ACORN and its “affiliate”, Project Vote, claimed that they have registered over 1.3 million new voters in this election cycle. Even when counting Mickey Mouse and the starting lineup of the Dallas Cowboys, the New York Times found that ACORN lied about its efforts. Instead, the number comes to a third of their claims, at best:
On Oct. 6, the community organizing group Acorn and an affiliated charity called Project Vote announced with jubilation that they had registered 1.3 million new voters. But it turns out the claim was a wild exaggeration, and the real number of newly registered voters nationwide is closer to 450,000, Project Vote’s executive director, Michael Slater, said in an interview.
The remainder are registered voters who were changing their address and roughly 400,000 that were rejected by election officials for a variety of reasons, including duplicate registrations, incomplete forms and fraudulent submissions from low-paid field workers trying to please their supervisors, Mr. Slater acknowledged.
In registration drives, it is common for a percentage of newly registered voters to be disqualified for various reasons, although experts say the percentage is higher when groups pay workers to gather registrations. But the disclosure on Thursday that 30 percent of Acorn’s registrations were faulty was described by Republicans as further proof of what they said was Acorn’s effort to tilt the election unfairly.

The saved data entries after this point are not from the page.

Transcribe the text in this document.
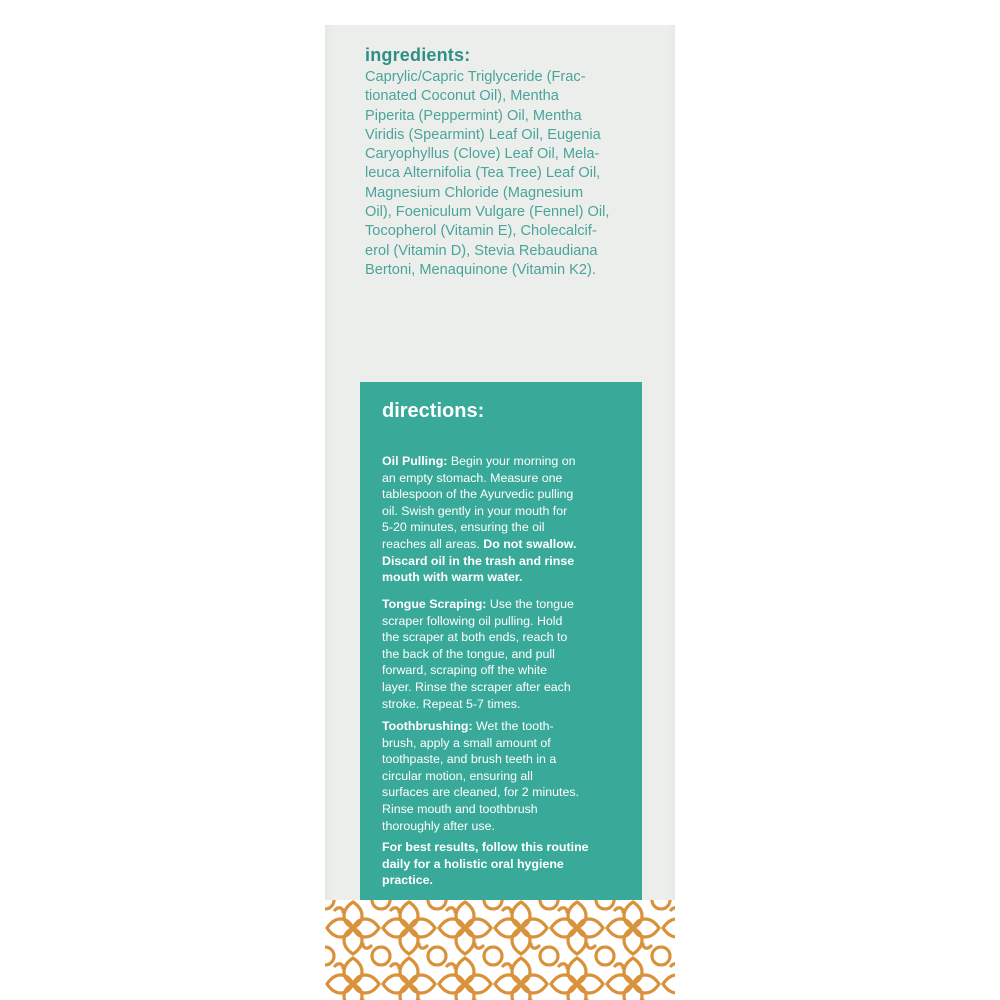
ingredients:
Caprylic/Capric Triglyceride (Frac-
tionated Coconut Oil), Mentha
Piperita (Peppermint) Oil, Mentha
Viridis (Spearmint) Leaf Oil, Eugenia
Caryophyllus (Clove) Leaf Oil, Mela-
leuca Alternifolia (Tea Tree) Leaf Oil,
Magnesium Chloride (Magnesium
Oil), Foeniculum Vulgare (Fennel) Oil,
Tocopherol (Vitamin E), Cholecalcif-
erol (Vitamin D), Stevia Rebaudiana
Bertoni, Menaquinone (Vitamin K2).
directions:
Oil Pulling: Begin your morning on
an empty stomach. Measure one
tablespoon of the Ayurvedic pulling
oil. Swish gently in your mouth for
5-20 minutes, ensuring the oil
reaches all areas. Do not swallow.
Discard oil in the trash and rinse
mouth with warm water.
Tongue Scraping: Use the tongue
scraper following oil pulling. Hold
the scraper at both ends, reach to
the back of the tongue, and pull
forward, scraping off the white
layer. Rinse the scraper after each
stroke. Repeat 5-7 times.
Toothbrushing: Wet the tooth-
brush, apply a small amount of
toothpaste, and brush teeth in a
circular motion, ensuring all
surfaces are cleaned, for 2 minutes.
Rinse mouth and toothbrush
thoroughly after use.
For best results, follow this routine
daily for a holistic oral hygiene
practice.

“We were wondering how many were Donald Duck and Mickey Mouse,” said Danny Diaz, a spokesman for the Republican National Committee. “The group is really tainted, and any work they do is suspect.”
That 30% figure is what ACORN admits. The various county boards that have had to investigate ACORN’s work would probably have a higher estimate. ACORN’s work in more than a dozen states, with tens of thousands of registrations in some individual instances, has prompted criminal investigations into fraud and forgery.
On one hand, this should calm some fears about ACORN’s impact on the election. If they spent a year and only got 450,000 legitimate registrations, that’s a relatively low figure. Considering their goals, it’s a massive failure.
However, it still leaves some questions unanswered. People scoff at the notion that voter registration fraud leads to actual voter fraud, but voter fraud starts at the registration process. Who funded this massive effort through ACORN, and why? And do they have a Plan B?
Looking long-term, the fraud rate for ACORN and other third-party “community organizers” should prompt counties and states to put an end to their activities. Third-party registration efforts threaten the credibility of our elections. The registrars should have sole responsibility for registering voters, just the same way the DMV has the sole responsibility for licensing drivers. They can conduct outreach efforts themselves and supervise registrations a lot more effectively than partisan organizations do now. If we value the legitimacy of citizen-elected government, we need to put tighter controls on participation to ensure that only citizens vote, and only vote once.